The Sulam then describes the second constriction, tzimtzum bet. At a specific point in the process, the second constriction occurred. The constriction caused the ascent of Malkhut to Bina in every sefirah from that level onward. The structural change is dramatic. Malkhut, previously located at the bottom of the structure, now appears inside Bina at every level. The presence of Malkhut inside Bina changes the receiving capacity of every sefirah below.

The creation of the partzufim of Nekudim requires two stages because of this second constriction. The first stage produces an initial configuration. The second constriction reshapes the configuration. The partzufim of Nekudim are the result of both stages. The Sulam does not let the reader imagine that Nekudim was created in one event. It was created in a two-stage process, and the second stage was structurally different from the first.

Why the same principles apply to Zeir Anpin

The structural rhyme between the two chapters is exact. Both Nekudim and Zeir Anpin are products of the collision mechanism. Both require the light of giving and the light of Wisdom. Both are affected by the second constriction's placement of Malkhut inside Bina at every level. The Kabbalistic tradition sometimes treats Nekudim and Zeir Anpin as separate configurations with separate origins. The Sulam is unwilling to make that separation. They are different stages of the same construction process.

The reason this matters is that the same principle of repair applies to both. Zeir Anpin requires Chokhma illuminating a core of giving. Nekudim required the same. The breaking of the vessels in Nekudim happened when Chokhma was forced into structures that lacked the light of giving as their core.
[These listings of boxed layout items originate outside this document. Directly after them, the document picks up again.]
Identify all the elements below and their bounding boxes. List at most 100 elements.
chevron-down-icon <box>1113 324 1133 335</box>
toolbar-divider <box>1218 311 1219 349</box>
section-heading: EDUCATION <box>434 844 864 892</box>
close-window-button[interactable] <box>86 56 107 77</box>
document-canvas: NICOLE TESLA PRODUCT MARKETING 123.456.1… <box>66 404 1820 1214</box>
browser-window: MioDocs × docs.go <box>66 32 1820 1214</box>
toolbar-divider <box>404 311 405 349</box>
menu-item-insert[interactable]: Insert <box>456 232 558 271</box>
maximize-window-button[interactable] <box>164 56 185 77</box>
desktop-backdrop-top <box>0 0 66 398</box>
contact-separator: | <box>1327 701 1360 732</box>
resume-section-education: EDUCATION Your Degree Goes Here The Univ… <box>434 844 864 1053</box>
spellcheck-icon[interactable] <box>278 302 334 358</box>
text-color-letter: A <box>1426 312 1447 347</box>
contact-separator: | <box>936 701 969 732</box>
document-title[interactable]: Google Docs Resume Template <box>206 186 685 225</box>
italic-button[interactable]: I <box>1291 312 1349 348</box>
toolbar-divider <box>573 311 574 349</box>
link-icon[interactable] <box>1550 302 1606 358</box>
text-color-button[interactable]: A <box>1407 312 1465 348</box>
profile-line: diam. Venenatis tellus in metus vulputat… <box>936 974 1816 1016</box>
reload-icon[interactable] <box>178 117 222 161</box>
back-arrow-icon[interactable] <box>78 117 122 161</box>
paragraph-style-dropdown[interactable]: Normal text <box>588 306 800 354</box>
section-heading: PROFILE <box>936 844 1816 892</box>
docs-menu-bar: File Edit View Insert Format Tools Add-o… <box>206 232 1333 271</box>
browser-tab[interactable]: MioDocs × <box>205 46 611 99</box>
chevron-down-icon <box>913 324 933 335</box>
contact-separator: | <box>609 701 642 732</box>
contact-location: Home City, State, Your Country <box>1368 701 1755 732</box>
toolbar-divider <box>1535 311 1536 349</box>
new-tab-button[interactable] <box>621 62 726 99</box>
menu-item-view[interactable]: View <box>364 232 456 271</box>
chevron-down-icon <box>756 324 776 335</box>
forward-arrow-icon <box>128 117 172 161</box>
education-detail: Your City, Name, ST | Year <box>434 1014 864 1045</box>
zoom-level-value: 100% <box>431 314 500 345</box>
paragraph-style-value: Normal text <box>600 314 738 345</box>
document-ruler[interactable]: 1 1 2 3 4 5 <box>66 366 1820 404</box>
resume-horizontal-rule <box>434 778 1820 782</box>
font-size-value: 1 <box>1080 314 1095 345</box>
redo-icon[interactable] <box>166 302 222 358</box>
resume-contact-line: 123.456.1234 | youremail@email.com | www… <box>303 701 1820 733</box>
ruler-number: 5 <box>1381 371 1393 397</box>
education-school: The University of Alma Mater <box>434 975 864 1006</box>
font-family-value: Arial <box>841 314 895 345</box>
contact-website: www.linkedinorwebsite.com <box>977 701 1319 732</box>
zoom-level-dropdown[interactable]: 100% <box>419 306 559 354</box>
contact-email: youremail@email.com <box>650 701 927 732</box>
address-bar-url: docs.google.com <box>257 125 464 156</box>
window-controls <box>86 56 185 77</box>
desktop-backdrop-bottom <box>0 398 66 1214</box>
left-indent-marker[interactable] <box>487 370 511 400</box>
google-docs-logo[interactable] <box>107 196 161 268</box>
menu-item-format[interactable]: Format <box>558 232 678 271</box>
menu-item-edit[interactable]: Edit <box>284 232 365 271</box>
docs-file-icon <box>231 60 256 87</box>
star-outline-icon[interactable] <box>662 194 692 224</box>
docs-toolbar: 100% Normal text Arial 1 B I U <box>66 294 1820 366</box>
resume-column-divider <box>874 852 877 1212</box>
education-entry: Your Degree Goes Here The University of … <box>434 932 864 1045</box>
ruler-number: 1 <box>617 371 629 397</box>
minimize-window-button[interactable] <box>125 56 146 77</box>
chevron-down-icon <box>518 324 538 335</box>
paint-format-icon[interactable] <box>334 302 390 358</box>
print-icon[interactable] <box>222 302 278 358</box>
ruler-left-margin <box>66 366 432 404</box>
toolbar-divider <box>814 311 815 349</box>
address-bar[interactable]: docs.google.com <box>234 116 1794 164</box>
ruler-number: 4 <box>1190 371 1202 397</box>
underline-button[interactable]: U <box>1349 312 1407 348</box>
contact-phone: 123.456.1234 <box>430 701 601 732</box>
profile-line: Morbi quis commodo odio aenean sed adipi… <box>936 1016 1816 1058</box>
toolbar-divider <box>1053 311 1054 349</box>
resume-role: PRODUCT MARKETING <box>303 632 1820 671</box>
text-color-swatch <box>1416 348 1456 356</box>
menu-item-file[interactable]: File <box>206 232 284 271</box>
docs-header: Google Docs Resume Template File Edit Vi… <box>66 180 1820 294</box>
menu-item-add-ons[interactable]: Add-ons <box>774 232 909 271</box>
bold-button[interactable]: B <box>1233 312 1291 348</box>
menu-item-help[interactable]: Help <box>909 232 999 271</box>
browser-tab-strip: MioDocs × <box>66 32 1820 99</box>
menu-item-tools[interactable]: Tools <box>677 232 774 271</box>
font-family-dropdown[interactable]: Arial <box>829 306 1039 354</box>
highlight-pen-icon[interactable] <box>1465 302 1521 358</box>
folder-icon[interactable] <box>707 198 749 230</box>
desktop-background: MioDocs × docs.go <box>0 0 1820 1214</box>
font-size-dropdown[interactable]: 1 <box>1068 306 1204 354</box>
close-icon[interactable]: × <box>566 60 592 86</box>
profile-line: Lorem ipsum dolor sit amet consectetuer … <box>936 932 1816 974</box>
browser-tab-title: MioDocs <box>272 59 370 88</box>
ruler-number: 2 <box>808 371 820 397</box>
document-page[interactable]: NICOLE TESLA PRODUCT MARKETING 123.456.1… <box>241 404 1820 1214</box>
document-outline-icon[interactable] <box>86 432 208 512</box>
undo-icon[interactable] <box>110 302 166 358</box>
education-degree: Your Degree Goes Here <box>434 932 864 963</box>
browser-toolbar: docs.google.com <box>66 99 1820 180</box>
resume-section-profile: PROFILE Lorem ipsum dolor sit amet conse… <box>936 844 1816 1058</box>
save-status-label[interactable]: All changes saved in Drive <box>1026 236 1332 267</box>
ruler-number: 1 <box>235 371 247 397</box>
The repair of Zeir Anpin requires restoring the light of giving so that Chokhma can illuminate without producing darkness.

How does darkness emerge from a misapplied Chokhma?

The Sulam's claim that Chokhma in the lower seven without giving produces darkness deserves careful attention. The Sulam is not saying that Chokhma is dark. Chokhma is light. The Sulam is saying that the receiving structure determines the result. A vessel built for giving cannot receive Chokhma alone. The mismatch produces, in the Sulam's terms, darkness rather than light.

This is the structural diagnosis of what went wrong in Nekudim. The vessels of Nekudim were not yet built for the kind of Chokhma they were being asked to receive. The collision happened. The returning light came. The vessels could not hold it. They broke. The same diagnosis applies to any moment in Zeir Anpin when Chokhma flows in without the corresponding light of giving in the receiving structure. The result is local darkness, even though the originating light is pure.

What the reader is supposed to do with the collision mechanism

The Sulam leaves the reader with one operating principle. Every configuration in the divine system is the product of a specific collision between direct light and the partition of Malkhut. Every configuration's stability depends on whether the receiving vessels can hold what the collision produces. The vessels that break do so because their structure is not yet ready for the light they are receiving.

The repair of the world is the patient process of building vessels that can hold the light. Each generation contributes increments. Each act of mitzvah strengthens the giving core that allows Chokhma to illuminate without producing darkness. The Sulam treats this as the practical implication of the entire cosmogonic story. The reader who has understood the collision mechanism understands what their own practice is contributing to.